- The Washington Times - Monday, November 18, 2013

A new cost-saving computer technology being implemented by the IRS has left the agency vulnerable to hacking, putting taxpayers’ info at risk, an investigative report has found.

“Virtual” servers, like other advances in cloud computing, allow several servers to run on a single physical host. It can save on money and electricity, tech experts say.

But although the IRS has developed cybersecurity guidelines, many of the servers aren’t following them, said a report by the agency’s internal watchdog, the Inspector General for Tax Administration.

In fact, the servers failed 43 percent of the tests investigators put them through, though they aren’t releasing what those tests and settings are due to security concerns.

Although the IRS Virtualization Project Office “has established processes to monitor its virtual infrastructure, we found that security configuration settings on hosts were not in accordance with IRS policy,” the IG said.

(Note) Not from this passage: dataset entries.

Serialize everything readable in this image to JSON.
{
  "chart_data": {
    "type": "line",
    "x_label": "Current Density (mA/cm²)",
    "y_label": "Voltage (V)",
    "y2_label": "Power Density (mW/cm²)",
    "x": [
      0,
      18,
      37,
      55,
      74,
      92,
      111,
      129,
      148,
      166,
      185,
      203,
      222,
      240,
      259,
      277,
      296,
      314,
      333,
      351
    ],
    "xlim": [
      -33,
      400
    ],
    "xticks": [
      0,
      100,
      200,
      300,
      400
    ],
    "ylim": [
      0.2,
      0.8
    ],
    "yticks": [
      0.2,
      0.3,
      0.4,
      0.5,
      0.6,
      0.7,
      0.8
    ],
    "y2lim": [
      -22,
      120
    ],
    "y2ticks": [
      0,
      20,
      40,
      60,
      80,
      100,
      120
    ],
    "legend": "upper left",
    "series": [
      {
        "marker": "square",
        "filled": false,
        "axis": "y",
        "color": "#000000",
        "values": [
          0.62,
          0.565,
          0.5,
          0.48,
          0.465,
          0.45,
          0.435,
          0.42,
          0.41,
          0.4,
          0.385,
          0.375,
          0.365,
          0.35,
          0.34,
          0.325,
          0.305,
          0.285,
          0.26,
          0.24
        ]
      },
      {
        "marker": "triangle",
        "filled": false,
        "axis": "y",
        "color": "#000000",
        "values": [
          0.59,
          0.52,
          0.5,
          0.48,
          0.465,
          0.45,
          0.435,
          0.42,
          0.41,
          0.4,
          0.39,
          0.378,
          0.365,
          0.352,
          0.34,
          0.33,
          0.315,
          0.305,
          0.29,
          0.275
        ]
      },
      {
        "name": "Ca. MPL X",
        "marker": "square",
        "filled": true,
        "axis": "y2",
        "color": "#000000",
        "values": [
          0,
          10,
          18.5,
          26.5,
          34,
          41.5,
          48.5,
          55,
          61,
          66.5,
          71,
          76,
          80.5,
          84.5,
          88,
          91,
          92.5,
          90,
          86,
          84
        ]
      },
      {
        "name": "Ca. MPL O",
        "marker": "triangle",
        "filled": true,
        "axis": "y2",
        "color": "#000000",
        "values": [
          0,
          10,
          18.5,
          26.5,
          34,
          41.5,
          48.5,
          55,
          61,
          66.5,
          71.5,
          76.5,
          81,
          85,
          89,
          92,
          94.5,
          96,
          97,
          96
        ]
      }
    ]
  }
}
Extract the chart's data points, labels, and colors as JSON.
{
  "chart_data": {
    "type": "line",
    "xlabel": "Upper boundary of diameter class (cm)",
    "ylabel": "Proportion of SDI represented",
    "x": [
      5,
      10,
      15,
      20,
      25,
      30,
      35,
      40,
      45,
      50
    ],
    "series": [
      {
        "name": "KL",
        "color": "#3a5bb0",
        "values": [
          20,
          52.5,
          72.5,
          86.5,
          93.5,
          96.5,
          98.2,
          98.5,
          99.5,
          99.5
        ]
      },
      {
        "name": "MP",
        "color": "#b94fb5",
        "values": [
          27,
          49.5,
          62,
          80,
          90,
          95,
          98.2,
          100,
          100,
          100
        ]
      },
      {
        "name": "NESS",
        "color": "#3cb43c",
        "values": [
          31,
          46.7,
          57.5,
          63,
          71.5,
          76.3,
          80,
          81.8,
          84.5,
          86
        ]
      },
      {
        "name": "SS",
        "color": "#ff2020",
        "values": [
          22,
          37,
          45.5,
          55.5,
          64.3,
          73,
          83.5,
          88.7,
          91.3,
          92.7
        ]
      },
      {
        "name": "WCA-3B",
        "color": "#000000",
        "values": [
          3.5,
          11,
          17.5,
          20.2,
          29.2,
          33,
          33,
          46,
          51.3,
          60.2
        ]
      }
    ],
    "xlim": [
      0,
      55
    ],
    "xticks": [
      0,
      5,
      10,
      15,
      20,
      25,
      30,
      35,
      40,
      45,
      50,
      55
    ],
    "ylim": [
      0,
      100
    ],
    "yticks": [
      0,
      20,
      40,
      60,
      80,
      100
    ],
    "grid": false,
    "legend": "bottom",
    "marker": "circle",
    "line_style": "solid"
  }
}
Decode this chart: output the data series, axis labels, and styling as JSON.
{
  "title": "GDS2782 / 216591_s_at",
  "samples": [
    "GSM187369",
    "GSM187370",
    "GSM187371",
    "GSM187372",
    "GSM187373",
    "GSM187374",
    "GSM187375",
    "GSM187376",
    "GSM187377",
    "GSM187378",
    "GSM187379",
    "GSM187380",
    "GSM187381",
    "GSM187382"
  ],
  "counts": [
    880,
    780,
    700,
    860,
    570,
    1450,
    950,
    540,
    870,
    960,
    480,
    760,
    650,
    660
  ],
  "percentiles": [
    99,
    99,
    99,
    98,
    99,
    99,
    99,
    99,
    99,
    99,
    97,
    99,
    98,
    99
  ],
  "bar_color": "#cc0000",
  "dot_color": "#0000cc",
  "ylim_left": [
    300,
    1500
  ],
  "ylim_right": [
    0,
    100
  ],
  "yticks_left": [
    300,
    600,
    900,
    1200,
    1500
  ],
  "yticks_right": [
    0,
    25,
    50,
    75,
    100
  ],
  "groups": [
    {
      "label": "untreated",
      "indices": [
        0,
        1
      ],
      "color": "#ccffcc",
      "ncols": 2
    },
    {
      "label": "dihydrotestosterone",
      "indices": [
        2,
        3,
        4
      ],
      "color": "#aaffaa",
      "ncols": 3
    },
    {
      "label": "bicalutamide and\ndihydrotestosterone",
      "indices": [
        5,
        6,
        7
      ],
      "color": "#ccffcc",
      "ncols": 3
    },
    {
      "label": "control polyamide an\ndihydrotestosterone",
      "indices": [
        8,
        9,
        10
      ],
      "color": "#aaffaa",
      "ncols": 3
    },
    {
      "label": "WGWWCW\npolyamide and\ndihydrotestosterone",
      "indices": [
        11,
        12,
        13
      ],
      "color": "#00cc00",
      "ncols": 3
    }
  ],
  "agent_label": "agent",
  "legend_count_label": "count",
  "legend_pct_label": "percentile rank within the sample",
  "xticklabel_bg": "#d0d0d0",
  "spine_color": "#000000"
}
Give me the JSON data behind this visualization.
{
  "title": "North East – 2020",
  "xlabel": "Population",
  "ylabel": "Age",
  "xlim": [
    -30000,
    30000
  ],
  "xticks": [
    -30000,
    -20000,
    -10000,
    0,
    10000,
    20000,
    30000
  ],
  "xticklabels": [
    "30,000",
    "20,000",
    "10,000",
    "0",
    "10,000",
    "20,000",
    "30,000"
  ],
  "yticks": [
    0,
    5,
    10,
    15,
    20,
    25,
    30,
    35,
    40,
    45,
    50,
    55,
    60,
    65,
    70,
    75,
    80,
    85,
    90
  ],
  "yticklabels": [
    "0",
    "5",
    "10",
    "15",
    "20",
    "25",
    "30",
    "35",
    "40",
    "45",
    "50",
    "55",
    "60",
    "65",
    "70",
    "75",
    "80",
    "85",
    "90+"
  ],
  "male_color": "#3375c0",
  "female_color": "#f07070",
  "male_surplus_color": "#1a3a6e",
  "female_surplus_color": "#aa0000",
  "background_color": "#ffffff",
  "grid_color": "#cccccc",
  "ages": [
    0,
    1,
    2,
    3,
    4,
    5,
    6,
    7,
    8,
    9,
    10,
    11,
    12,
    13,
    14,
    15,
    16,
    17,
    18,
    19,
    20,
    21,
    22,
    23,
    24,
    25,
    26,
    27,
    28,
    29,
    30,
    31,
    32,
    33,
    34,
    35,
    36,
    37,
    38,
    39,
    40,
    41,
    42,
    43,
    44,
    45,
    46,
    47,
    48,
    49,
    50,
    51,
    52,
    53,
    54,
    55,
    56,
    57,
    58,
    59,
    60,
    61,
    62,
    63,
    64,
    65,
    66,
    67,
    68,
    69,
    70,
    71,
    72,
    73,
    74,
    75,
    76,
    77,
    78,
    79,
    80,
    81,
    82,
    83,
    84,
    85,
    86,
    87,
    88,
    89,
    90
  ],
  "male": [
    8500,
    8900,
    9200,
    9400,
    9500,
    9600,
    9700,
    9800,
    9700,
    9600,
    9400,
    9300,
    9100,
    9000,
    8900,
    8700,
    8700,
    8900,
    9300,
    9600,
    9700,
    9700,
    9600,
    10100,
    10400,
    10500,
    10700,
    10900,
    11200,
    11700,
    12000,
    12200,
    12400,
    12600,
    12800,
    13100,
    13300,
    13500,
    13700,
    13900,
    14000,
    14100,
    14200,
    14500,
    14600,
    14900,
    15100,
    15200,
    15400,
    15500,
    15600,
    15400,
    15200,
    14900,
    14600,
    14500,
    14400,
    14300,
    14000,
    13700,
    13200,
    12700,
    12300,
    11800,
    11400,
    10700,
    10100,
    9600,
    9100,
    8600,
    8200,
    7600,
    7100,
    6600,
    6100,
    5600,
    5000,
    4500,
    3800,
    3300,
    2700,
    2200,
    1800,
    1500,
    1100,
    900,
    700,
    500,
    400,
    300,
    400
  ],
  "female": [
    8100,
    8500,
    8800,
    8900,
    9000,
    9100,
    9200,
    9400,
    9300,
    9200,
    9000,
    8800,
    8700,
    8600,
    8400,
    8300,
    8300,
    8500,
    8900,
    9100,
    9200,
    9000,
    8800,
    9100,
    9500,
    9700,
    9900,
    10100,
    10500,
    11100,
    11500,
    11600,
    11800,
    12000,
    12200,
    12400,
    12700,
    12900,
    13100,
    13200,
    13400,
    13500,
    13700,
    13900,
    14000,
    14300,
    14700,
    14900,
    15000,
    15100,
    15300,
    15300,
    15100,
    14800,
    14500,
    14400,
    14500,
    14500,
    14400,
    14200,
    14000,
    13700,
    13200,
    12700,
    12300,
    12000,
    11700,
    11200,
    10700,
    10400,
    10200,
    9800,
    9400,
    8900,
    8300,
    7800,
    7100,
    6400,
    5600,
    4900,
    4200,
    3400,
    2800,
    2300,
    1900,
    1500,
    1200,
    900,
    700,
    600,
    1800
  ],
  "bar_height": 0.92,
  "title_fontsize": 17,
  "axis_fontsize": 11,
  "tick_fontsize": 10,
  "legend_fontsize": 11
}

The potential for abuse could be much greater than in the past. The IG said that if hackers are able to breach one physical server, they could potentially have access to the information stored on all the virtual servers on that machine, too.

The IRS said some security practices have been temporarily placed on hold while they complete the upgrade.

“Because of the dynamic nature of such a major upgrade, we suspended some of our routine support practices and focused our resources on completing our upgrades in as short a time as possible,” a response from the agency said. “Once the upgrade is complete, we will not only resume our practices, but will also implement improvements to our support practices.”

Putting multiple virtual servers on a single physical one has allowed the IRS to save millions on hardware and upkeep. The agency currently has 5,399 virtual servers on 328 real ones, and estimates it is saving $51 million on costs.

But investigators also found that 63 percent of the servers were missing critical update patches. They also contended that records of the audits and evaluations of the systems were not properly tracked.